La distribution de crédits à tout va ne s’arrête pas là. On trouve dans la presse française un éloge des 540 milliards d’euros « mobilisés » par l’Union européenne pour venir en aide aux États. Mais, si on y regarde de plus près, on s’aperçoit que cette « aide » non seulement est loin d’être massive, mais consiste, elle aussi en prêts avec intérêt, d’abord ceux déjà cités de la Commission, ensuite ceux accordés aux entreprises par la Banque européenne d’investissement (BEI) pour 200 milliards d’euros — soit à peine plus que ce qu’elle faisait habituellement — et enfin en prêts accordés aux États qui les sollicitent par le Mécanisme européen de stabilité (MES) pour 240 milliards d’euros. Il faut dire ici quelques mots de cette institution, créée en 2011 et amendée en 2012.
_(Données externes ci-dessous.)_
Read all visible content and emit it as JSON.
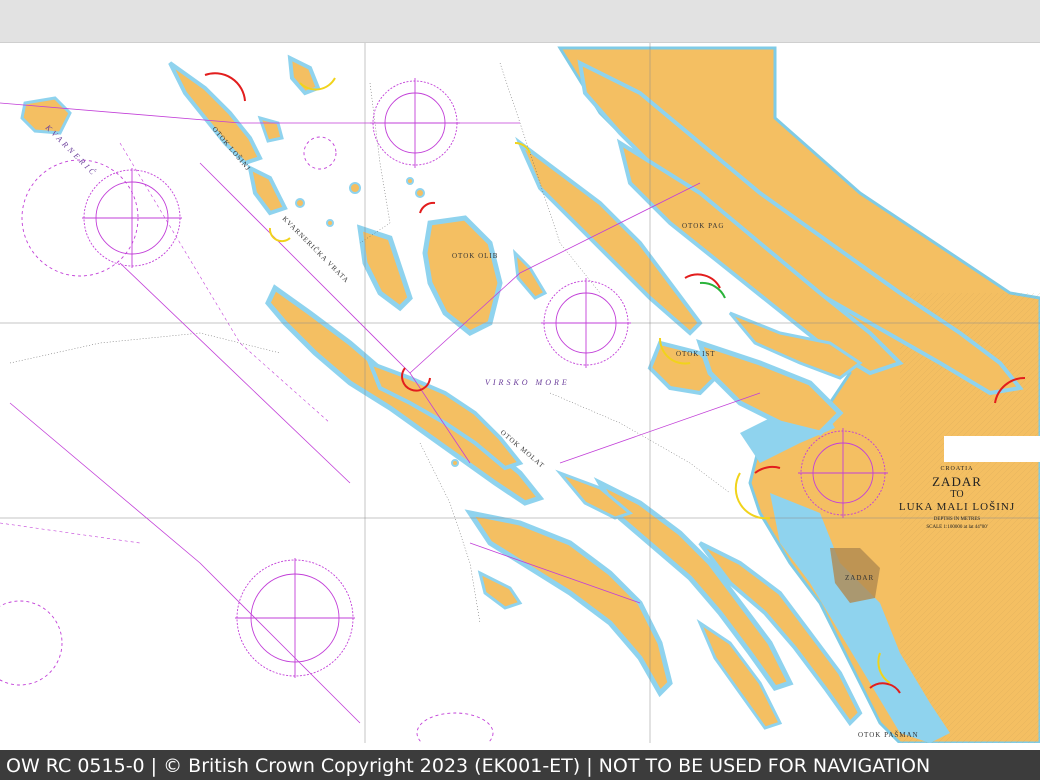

Son objectif est de pouvoir emprunter sur les marchés obligataires afin de pouvoir prêter aux États en difficulté (et, secondairement, à des banques elles-mêmes en difficulté). Ce qui paraît bien solidaire. Seulement voilà : les États n’ont été « soutenus » par le Mécanisme que s’ils se conformaient aux règles du Pacte de stabilité. Il faut se souvenir qu’il a assorti ses prêts de conditions draconiennes (rentrer dans les clous du Pacte de stabilité : 0,5 % de déficit « structurel » public, 60 % de dettes), les a contraint à sabrer dans leurs dépenses publiques, dont les dépenses de santé, et à privatiser beaucoup de leurs services publics. Ce fut la tragédie grecque, mais bien d’autres pays ont eu aussi du mal à s’en relever (l’Irlande, le Portugal notamment). On présente aujourd’hui comme une grande victoire que les prêts à venir épargnent les dépenses de santé, mais cela ne va pas plus loin. Il est bien précisé qu’un pays ne pourra emprunter au MES plus de 2 % de son PIB (par exemple pour l’Italie cela ne représente que 36 milliards d’euros).

Les pays du Sud, appuyés par la France, auraient voulu la création d’eurobonds, rebaptisés pour la circonstance coronabonds. Il s’agit à nouveau d’une émission d’obligations, sur les marchés financiers, par les États, qui les auraient mises en commun, de manière à ce qu’ils bénéficient tous du même taux d’intérêt, alors que l’écart de taux (ce qu’on appelle « le spread ») pénalisait les États les plus fragiles jusqu’à rendre leur déficit insupportable (dans le passé l’État allemand empruntait à des taux voisins de zéro, alors que d’autres devaient payer plus de 10 %). Cela aurait représenté effectivement une forme de solidarité entre États européens, une aide indirecte aux États les plus fragiles pour leur permettre de se financer à moindre coût en fonction de leurs besoins réels. Mais les Allemands, appuyés par quelques autres pays du Nord, s’y refusent absolument (ils ne veulent pas, disent-ils, payer pour les autres, en voyant leurs propres emprunts d’État se renchérir) et ils renvoient au Mécanisme européen de stabilité.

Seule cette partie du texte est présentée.